Sometimes it feels like people just don’t want to learn anything from the past… The internet conglomerate IAC has agreed to acquire About Group from the New York Times Company for $300 million! Yep, just a “measly” $300 million for a company with a very vague future (even for such a capricious industry)…
About Group’s largest property, and that constitutes most of the crazy sum of the acquisition, is of course About.com– A website which offers mostly general guides for a handful of topics such as computing, food, health, money and travel. All the content on the site is (supposedly) original and unique, created by a network of freelance writers.
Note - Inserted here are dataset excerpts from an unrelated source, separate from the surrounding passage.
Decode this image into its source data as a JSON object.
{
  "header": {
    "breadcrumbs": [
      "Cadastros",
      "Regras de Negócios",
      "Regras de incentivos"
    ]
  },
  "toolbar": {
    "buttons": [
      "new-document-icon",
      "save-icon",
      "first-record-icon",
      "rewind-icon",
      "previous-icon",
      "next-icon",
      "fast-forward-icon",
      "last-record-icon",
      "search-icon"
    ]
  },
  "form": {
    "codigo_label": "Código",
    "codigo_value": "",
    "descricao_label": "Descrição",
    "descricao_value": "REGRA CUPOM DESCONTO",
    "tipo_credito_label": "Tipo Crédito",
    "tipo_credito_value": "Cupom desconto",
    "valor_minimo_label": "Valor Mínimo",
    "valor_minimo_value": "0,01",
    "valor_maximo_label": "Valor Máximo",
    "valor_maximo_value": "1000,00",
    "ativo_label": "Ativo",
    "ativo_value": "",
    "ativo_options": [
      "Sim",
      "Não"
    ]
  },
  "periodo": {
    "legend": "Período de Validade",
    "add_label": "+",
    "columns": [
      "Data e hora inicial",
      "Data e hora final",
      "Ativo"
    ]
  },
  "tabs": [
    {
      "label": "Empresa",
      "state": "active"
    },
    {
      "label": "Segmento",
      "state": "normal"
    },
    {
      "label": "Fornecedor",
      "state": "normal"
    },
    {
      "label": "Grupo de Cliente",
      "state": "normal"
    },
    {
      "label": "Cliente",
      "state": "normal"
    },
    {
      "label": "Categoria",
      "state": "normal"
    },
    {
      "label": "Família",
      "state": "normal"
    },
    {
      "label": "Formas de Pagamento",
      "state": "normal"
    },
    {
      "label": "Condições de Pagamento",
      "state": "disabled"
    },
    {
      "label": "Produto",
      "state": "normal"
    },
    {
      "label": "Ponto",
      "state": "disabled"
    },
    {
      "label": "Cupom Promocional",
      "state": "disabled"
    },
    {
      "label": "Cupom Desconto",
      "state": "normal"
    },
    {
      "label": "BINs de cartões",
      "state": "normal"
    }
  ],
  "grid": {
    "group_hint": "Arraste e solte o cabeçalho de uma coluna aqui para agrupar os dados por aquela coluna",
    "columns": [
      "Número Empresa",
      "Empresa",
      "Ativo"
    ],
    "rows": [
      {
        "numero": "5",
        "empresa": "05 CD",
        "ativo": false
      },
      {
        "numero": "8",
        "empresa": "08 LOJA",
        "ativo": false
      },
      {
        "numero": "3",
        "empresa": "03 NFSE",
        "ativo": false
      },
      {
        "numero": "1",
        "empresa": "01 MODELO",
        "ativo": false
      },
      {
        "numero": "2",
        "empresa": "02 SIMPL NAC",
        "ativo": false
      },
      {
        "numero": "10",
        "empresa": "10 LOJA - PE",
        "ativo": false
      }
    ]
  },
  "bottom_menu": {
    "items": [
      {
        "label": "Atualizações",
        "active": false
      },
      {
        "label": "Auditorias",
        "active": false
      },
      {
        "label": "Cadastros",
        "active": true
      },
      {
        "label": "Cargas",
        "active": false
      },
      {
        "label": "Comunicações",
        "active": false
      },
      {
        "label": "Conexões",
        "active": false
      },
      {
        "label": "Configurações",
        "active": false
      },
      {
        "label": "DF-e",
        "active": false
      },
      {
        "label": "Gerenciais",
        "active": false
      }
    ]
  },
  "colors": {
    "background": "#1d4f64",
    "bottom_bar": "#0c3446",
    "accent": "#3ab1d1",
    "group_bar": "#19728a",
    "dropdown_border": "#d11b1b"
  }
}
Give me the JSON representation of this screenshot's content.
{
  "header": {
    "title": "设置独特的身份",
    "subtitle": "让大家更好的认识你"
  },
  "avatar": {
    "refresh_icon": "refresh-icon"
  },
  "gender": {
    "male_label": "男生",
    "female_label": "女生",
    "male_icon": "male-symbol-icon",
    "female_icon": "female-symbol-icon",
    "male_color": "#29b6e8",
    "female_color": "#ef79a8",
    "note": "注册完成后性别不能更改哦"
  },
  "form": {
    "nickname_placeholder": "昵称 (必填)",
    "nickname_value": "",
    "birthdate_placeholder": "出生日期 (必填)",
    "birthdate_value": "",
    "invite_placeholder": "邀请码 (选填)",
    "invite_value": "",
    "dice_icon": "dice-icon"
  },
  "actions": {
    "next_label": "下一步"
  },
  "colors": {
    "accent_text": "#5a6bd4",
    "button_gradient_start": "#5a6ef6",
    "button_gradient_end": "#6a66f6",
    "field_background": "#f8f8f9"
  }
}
However, although the site’s articles (or guides if you will) can be sometimes quite useful, they aren’t considered to be as really highly quality and professionalized on any specific topic. Again, that is not to say that you can’t find its information beneficial at times, but for more profound knowledge about some topic you would probably seek for the information elsewhere.
The Google Dependency
The predominant traffic source of about.com is Google. According to Alexa, around 50% of the site’s visitors are being referred from Google worldwide search sites (mostly Google.com) and in spite of Alexa’s possible inaccuracies, that sounds reasonable and perhaps even a bit lessened. In any case, it is clear that About.com is hugely dependable on the algorithmic graces of the Google gods.
And that is the main issue which makes this deal so questionable to me (and according to my mom at least, I’m a pretty smart guy). No website with such an immense reliance on ONE traffic source should be acquired for this kind of money! If tomorrow Google will change its search algorithms unfavorably, all of the site’s value may be sank down the web’s toilet, as already happened to many others before.
What’s making this situation even more fragile is the fact that Google is clearly heading into the direction of demoting general content sites and surfacing on their expense more authoritative niche sites. The major algorithm updates from the last couple of years like Panda or Penguin resulted this exact effect (with the exception of Wikipedia).
About.com might have only suffered a bit from these updates so far, but no one guarantee it won’t be victimized from the next major update.
About.com Vs The Huffington Post Comparison
To illustrate why I’m so skeptic, let’s compare About.com $300 million acquisition by IAC to the Huffington Post $315 million acquisition by Aol. While the deals’ overall sum and the sites’ traffic is rather similar, there are giant differences in the Google’s dependency and content’s quality angles between the sites.
Alexa is showing that the HuffPost receives only about 10%-12% of its traffic from Google, which is only one fifth as About.com’s (in terms of percentages) and a very healthy condition in general. It means that if, hypothetically, Google will stop sending visitors completely to both of the sites, it would greatly impact About.com, yet not so much the HuffPost.
From content’s quality point of view, well… I highly suspect that non of you were never really blown away from any of About.com’s articles while The HuffPost had won a Pulitzer prize a few months ago. Not that any Pulitzer-winning publication is automatically better than others, but in this specific case I think it does reflects accurately the quality gap.
To finalize, I think that the New York Times Company made a pretty good a deal even if it lost about $100 million in value (it bought About.com for $410 million in 2005). As for IAC, I think it has a lot of work to lessen the reliance on Google’s traffic if it want to keep About.com relevant in the future.